If anyone owes Mr. Goldyn an apology, it is Larry Fields. He alone knew all the facts about the matter. He alone took the steps that led to the current situation. At any time, Fields could have contacted Damiano, Thorp, or myself, and presented the facts that only he had access to.
Instead, he waited until Rising Action was pretty well coated in mud.
So sorry, Larry. You are not in a position to lecture anyone on ethics. I wont' be retracting anything, and I certainly won't make your apologies for you. This is your mess, Larry.
But now, I think, we have all the facts.
- Actor Larry Fields decides to 'help out' his theatre by convincing a radical right wing religious organization to picket the theatre. He sends them an email suggesting that the production would be a good opportunity for a picket.
- Westboro Baptist schedules a day to picket the production that coincides with other activity in Florida.
- The Miami Herald picks up the story, and it quickly circulates through the theatre community. Not only is a counter-protest discussed, people start buying tickest the show in support of the organization.
- David Goldyn sends an email to Westboro Baptist, taunting them with the fact that their scheduled protest has helped to promote his show.
- Westboro Baptist cancels the protest, and claimed that someone from the theatre had tipped them off originally.

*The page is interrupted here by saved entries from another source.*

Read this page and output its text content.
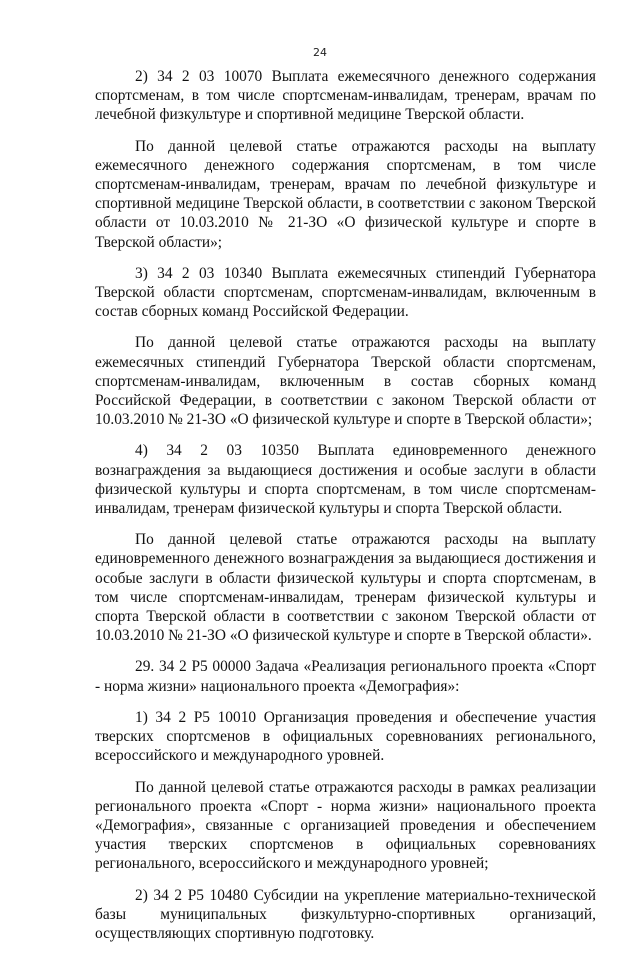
24

2) 34 2 03 10070 Выплата ежемесячного денежного содержания спортсменам, в том числе спортсменам-инвалидам, тренерам, врачам по лечебной физкультуре и спортивной медицине Тверской области.

По данной целевой статье отражаются расходы на выплату ежемесячного денежного содержания спортсменам, в том числе спортсменам-инвалидам, тренерам, врачам по лечебной физкультуре и спортивной медицине Тверской области, в соответствии с законом Тверской области от 10.03.2010 № 21-ЗО «О физической культуре и спорте в Тверской области»;

3) 34 2 03 10340 Выплата ежемесячных стипендий Губернатора Тверской области спортсменам, спортсменам-инвалидам, включенным в состав сборных команд Российской Федерации.

По данной целевой статье отражаются расходы на выплату ежемесячных стипендий Губернатора Тверской области спортсменам, спортсменам-инвалидам, включенным в состав сборных команд Российской Федерации, в соответствии с законом Тверской области от 10.03.2010 № 21-ЗО «О физической культуре и спорте в Тверской области»;

4) 34 2 03 10350 Выплата единовременного денежного вознаграждения за выдающиеся достижения и особые заслуги в области физической культуры и спорта спортсменам, в том числе спортсменам-инвалидам, тренерам физической культуры и спорта Тверской области.

По данной целевой статье отражаются расходы на выплату единовременного денежного вознаграждения за выдающиеся достижения и особые заслуги в области физической культуры и спорта спортсменам, в том числе спортсменам-инвалидам, тренерам физической культуры и спорта Тверской области в соответствии с законом Тверской области от 10.03.2010 № 21-ЗО «О физической культуре и спорте в Тверской области».

29. 34 2 Р5 00000 Задача «Реализация регионального проекта «Спорт - норма жизни» национального проекта «Демография»:

1) 34 2 Р5 10010 Организация проведения и обеспечение участия тверских спортсменов в официальных соревнованиях регионального, всероссийского и международного уровней.

По данной целевой статье отражаются расходы в рамках реализации регионального проекта «Спорт - норма жизни» национального проекта «Демография», связанные с организацией проведения и обеспечением участия тверских спортсменов в официальных соревнованиях регионального, всероссийского и международного уровней;

2) 34 2 Р5 10480 Субсидии на укрепление материально-технической базы муниципальных физкультурно-спортивных организаций, осуществляющих спортивную подготовку.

- Mary Damiano's story was completely accurate; she reported what she was told by Westboro Baptist, and she printed David Goldyn's statements denying that he sent it.
- Goldyn, unable or unwilling to believe that anyone from his organization might have contacted Westboro Baptist, makes an outraged phone call to Damiano, and consults a lawyer.
- When Brandon followed up with Westboro Baptist, they saw an opportunity to discredit the theatre, and took Fields' original letter and pasted the header from Goldyn's latter message taunting them about how their announcment had helped his ticket sales to the body of the original tip.
- Goldyn, knowing that he didn't send the tip, is still outraged, and convinced New Times to kill the story.
- By this time, I've picked up the story. Recognizing that the only way the story makes any sense at all is if someone from Rising Action had originally tipped them off, I'm not willing to completely drop the issue, although I - albeit grudgingly - admit that there's no strong evidence that David Goldyn was that person.
- Larry Fields comes clean.
What a sordid little affair! Who knew all this could circle around a small theatre in Wilton Manors?
Larry is correct about one thing: Rising Action Theatre does
fill a niche in the local theatre scene. It's a shame that Larry's plan backfired in such a spectacular manner. If he hadn't written the letter in the first place, none of the rest of it would have happened. The show would have gone on, ticket sales might not have spiked, but maybe word of mouth would have gotten them there anyway.
If David Goldyn hadn't gotten angry about Damiano's entirely accurate story, Brandon would never have leapt to her defense, and I never would have picked up the story, and we would never have learned the truth: Larry Fields has no future in Public Relations.
Oh, and we've also learned that Westboro Baptist is willing to lie and cheat to acheive its ends, thus revealing their complete and utter hypocrisy. Which, ultimately, is no suprise to anyone.